21. November. Wir fuhren ins Shepheard, wo wir die Prinzeß Amalie von Schleswig-Holstein, Tante der Kaiserin, kennen lernten. Sie ist eine unternehmungslustige 70jährige Dame, die die oberägyptische Tour machen will.

2. Dezember. Wir fuhren nachmittags zur Prinzeß, um auf ihrer Dahabeah Tee zu trinken, und es war ein so wonniger Tag, daß Edmund und ich im Wagen zueinander sagten, wie dankbar wir doch sein müßten, gerade hier diese zwei Jahre zugebracht zu haben. Bei Tisch wurde uns ein Chiffretelegramm gebracht. Die ersten Worte »Ew. Hochwohlgeboren sind zum« machten uns gleich stutzig, dann aber kam »executio«, was uns wieder die Hoffnung gab, daß es sich um irgendeine juristische Sache handle. Der Glaube aber war zerstört, als »in Tanger ausersehen« dechiffriert war und sich das »executio« als »Gesandter« erwies; es folgte »Erlaß über Ernennung in einigen Tagen«. Wir waren ganz starr und enttäuscht. Wir haben in der letzten Zeit immer an Japan gedacht. Tanger ist so sehr niederdrückend, weil dort so sehr wenig zu tun sein kann. Uns war zumute, als sei uns ein Stein auf den Kopf gefallen. Ich hätte nie gedacht, daß es unser Los sein würde, über das Gesandterwerden so unglücklich zu sein!

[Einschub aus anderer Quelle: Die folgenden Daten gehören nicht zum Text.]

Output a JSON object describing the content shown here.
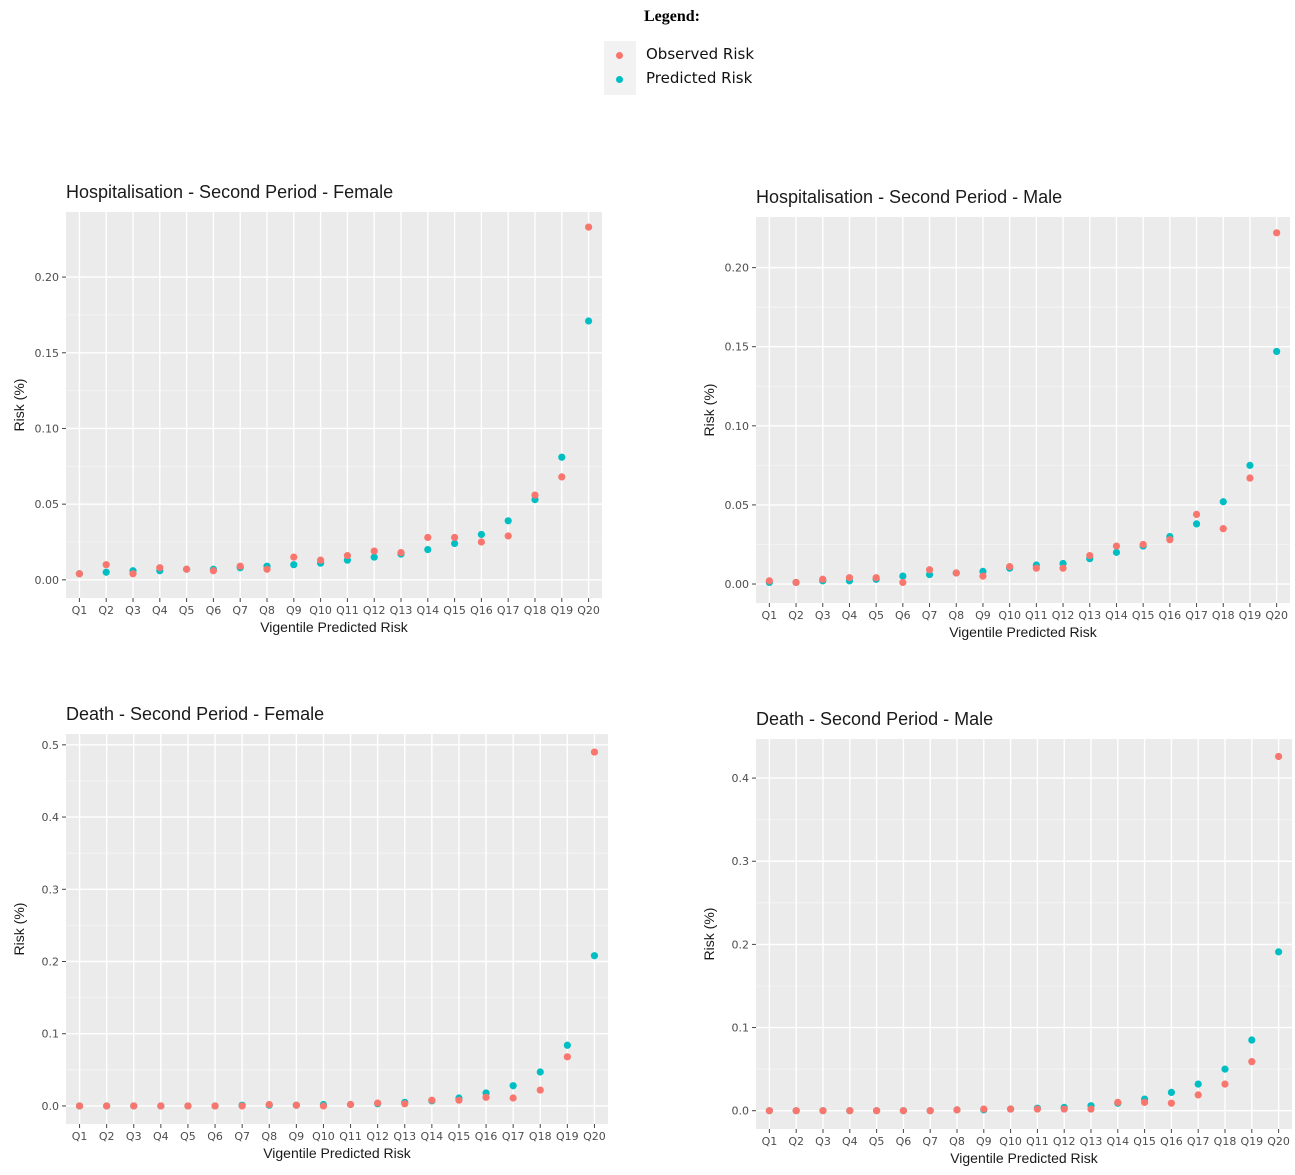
{
  "legend": {
    "title": "Legend:",
    "items": [
      {
        "label": "Observed Risk",
        "color": "#f8766d"
      },
      {
        "label": "Predicted Risk",
        "color": "#00bfc4"
      }
    ]
  },
  "chart_data": [
    {
      "type": "scatter",
      "title": "Hospitalisation - Second Period -  Female",
      "xlabel": "Vigentile Predicted Risk",
      "ylabel": "Risk (%)",
      "categories": [
        "Q1",
        "Q2",
        "Q3",
        "Q4",
        "Q5",
        "Q6",
        "Q7",
        "Q8",
        "Q9",
        "Q10",
        "Q11",
        "Q12",
        "Q13",
        "Q14",
        "Q15",
        "Q16",
        "Q17",
        "Q18",
        "Q19",
        "Q20"
      ],
      "yticks": [
        0.0,
        0.05,
        0.1,
        0.15,
        0.2
      ],
      "ytick_labels": [
        "0.00",
        "0.05",
        "0.10",
        "0.15",
        "0.20"
      ],
      "ylim": [
        -0.012,
        0.243
      ],
      "grid": true,
      "series": [
        {
          "name": "Observed Risk",
          "color": "#f8766d",
          "values": [
            0.004,
            0.01,
            0.004,
            0.008,
            0.007,
            0.006,
            0.009,
            0.007,
            0.015,
            0.013,
            0.016,
            0.019,
            0.018,
            0.028,
            0.028,
            0.025,
            0.029,
            0.056,
            0.068,
            0.233
          ]
        },
        {
          "name": "Predicted Risk",
          "color": "#00bfc4",
          "values": [
            0.004,
            0.005,
            0.006,
            0.006,
            0.007,
            0.007,
            0.008,
            0.009,
            0.01,
            0.011,
            0.013,
            0.015,
            0.017,
            0.02,
            0.024,
            0.03,
            0.039,
            0.053,
            0.081,
            0.171
          ]
        }
      ]
    },
    {
      "type": "scatter",
      "title": "Hospitalisation - Second Period -  Male",
      "xlabel": "Vigentile Predicted Risk",
      "ylabel": "Risk (%)",
      "categories": [
        "Q1",
        "Q2",
        "Q3",
        "Q4",
        "Q5",
        "Q6",
        "Q7",
        "Q8",
        "Q9",
        "Q10",
        "Q11",
        "Q12",
        "Q13",
        "Q14",
        "Q15",
        "Q16",
        "Q17",
        "Q18",
        "Q19",
        "Q20"
      ],
      "yticks": [
        0.0,
        0.05,
        0.1,
        0.15,
        0.2
      ],
      "ytick_labels": [
        "0.00",
        "0.05",
        "0.10",
        "0.15",
        "0.20"
      ],
      "ylim": [
        -0.012,
        0.232
      ],
      "grid": true,
      "series": [
        {
          "name": "Observed Risk",
          "color": "#f8766d",
          "values": [
            0.002,
            0.001,
            0.003,
            0.004,
            0.004,
            0.001,
            0.009,
            0.007,
            0.005,
            0.011,
            0.01,
            0.01,
            0.018,
            0.024,
            0.025,
            0.028,
            0.044,
            0.035,
            0.067,
            0.222
          ]
        },
        {
          "name": "Predicted Risk",
          "color": "#00bfc4",
          "values": [
            0.001,
            0.001,
            0.002,
            0.002,
            0.003,
            0.005,
            0.006,
            0.007,
            0.008,
            0.01,
            0.012,
            0.013,
            0.016,
            0.02,
            0.024,
            0.03,
            0.038,
            0.052,
            0.075,
            0.147
          ]
        }
      ]
    },
    {
      "type": "scatter",
      "title": "Death - Second Period -  Female",
      "xlabel": "Vigentile Predicted Risk",
      "ylabel": "Risk (%)",
      "categories": [
        "Q1",
        "Q2",
        "Q3",
        "Q4",
        "Q5",
        "Q6",
        "Q7",
        "Q8",
        "Q9",
        "Q10",
        "Q11",
        "Q12",
        "Q13",
        "Q14",
        "Q15",
        "Q16",
        "Q17",
        "Q18",
        "Q19",
        "Q20"
      ],
      "yticks": [
        0.0,
        0.1,
        0.2,
        0.3,
        0.4,
        0.5
      ],
      "ytick_labels": [
        "0.0",
        "0.1",
        "0.2",
        "0.3",
        "0.4",
        "0.5"
      ],
      "ylim": [
        -0.025,
        0.515
      ],
      "grid": true,
      "series": [
        {
          "name": "Observed Risk",
          "color": "#f8766d",
          "values": [
            0.0,
            0.0,
            0.0,
            0.0,
            0.0,
            0.0,
            0.0,
            0.002,
            0.001,
            0.0,
            0.002,
            0.004,
            0.003,
            0.008,
            0.008,
            0.012,
            0.011,
            0.022,
            0.068,
            0.49
          ]
        },
        {
          "name": "Predicted Risk",
          "color": "#00bfc4",
          "values": [
            0.0,
            0.0,
            0.0,
            0.0,
            0.0,
            0.0,
            0.001,
            0.001,
            0.001,
            0.002,
            0.002,
            0.003,
            0.005,
            0.007,
            0.011,
            0.018,
            0.028,
            0.047,
            0.084,
            0.208
          ]
        }
      ]
    },
    {
      "type": "scatter",
      "title": "Death - Second Period -  Male",
      "xlabel": "Vigentile Predicted Risk",
      "ylabel": "Risk (%)",
      "categories": [
        "Q1",
        "Q2",
        "Q3",
        "Q4",
        "Q5",
        "Q6",
        "Q7",
        "Q8",
        "Q9",
        "Q10",
        "Q11",
        "Q12",
        "Q13",
        "Q14",
        "Q15",
        "Q16",
        "Q17",
        "Q18",
        "Q19",
        "Q20"
      ],
      "yticks": [
        0.0,
        0.1,
        0.2,
        0.3,
        0.4
      ],
      "ytick_labels": [
        "0.0",
        "0.1",
        "0.2",
        "0.3",
        "0.4"
      ],
      "ylim": [
        -0.022,
        0.447
      ],
      "grid": true,
      "series": [
        {
          "name": "Observed Risk",
          "color": "#f8766d",
          "values": [
            0.0,
            0.0,
            0.0,
            0.0,
            0.0,
            0.0,
            0.0,
            0.001,
            0.002,
            0.002,
            0.002,
            0.002,
            0.002,
            0.01,
            0.01,
            0.009,
            0.019,
            0.032,
            0.059,
            0.426
          ]
        },
        {
          "name": "Predicted Risk",
          "color": "#00bfc4",
          "values": [
            0.0,
            0.0,
            0.0,
            0.0,
            0.0,
            0.0,
            0.0,
            0.001,
            0.001,
            0.002,
            0.003,
            0.004,
            0.006,
            0.009,
            0.014,
            0.022,
            0.032,
            0.05,
            0.085,
            0.191
          ]
        }
      ]
    }
  ]
}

3. Dezember. Wir fühlen allen an, daß sie uns bedauern, nur Nubar meint, der hiesige Posten nähme doch täglich an Bedeutung ab, und wir seien doch alle bei Cromer und nicht beim Khediven akkreditiert.

Ich fuhr zum Tee zur Prinzessin von Holstein und erzählte ihr, wieviel uns bei der Kaiserin von Putlitzens geschadet worden ist. Sie war reizend freundlich und versprach, der Kaiserin über uns zu schreiben.

7. Dezember. Ein Reutertelegramm soll die Nachricht bringen, daß Graf Metternich aus London hierher ernannt worden ist. Das macht uns die Sache ganz besonders hart, denn hier, wo jeder die Versetzung als eine disgrace ansieht, gibt dieser Nachfolger ihr noch den Beigeschmack, als sei man mit Edmunds Haltung hier unzufrieden und wolle in englandfreundliche Bahnen einlenken. Und dabei hat Edmund nach besten Kräften hier gearbeitet, hat keine Mühe gescheut und den Posten entschieden gehoben, indem er gezeigt hat, wie empfindlich die Engländer hier sind und wie hoch wir unser Wohlwollen hier uns könnten bezahlen lassen. Das Selbstgefühl aller Deutschen hat er erhöht, und so waren alle hier auf ihre Vertretung stolz. Und nun ein Posten, wo nichts zu tun ist, und wo man nur hoffen kann, daß nichts vorkommen wird, denn für Deutschland kann dabei ja doch nichts herauskommen, nur Unannehmlichkeiten für den betreffenden Gesandten.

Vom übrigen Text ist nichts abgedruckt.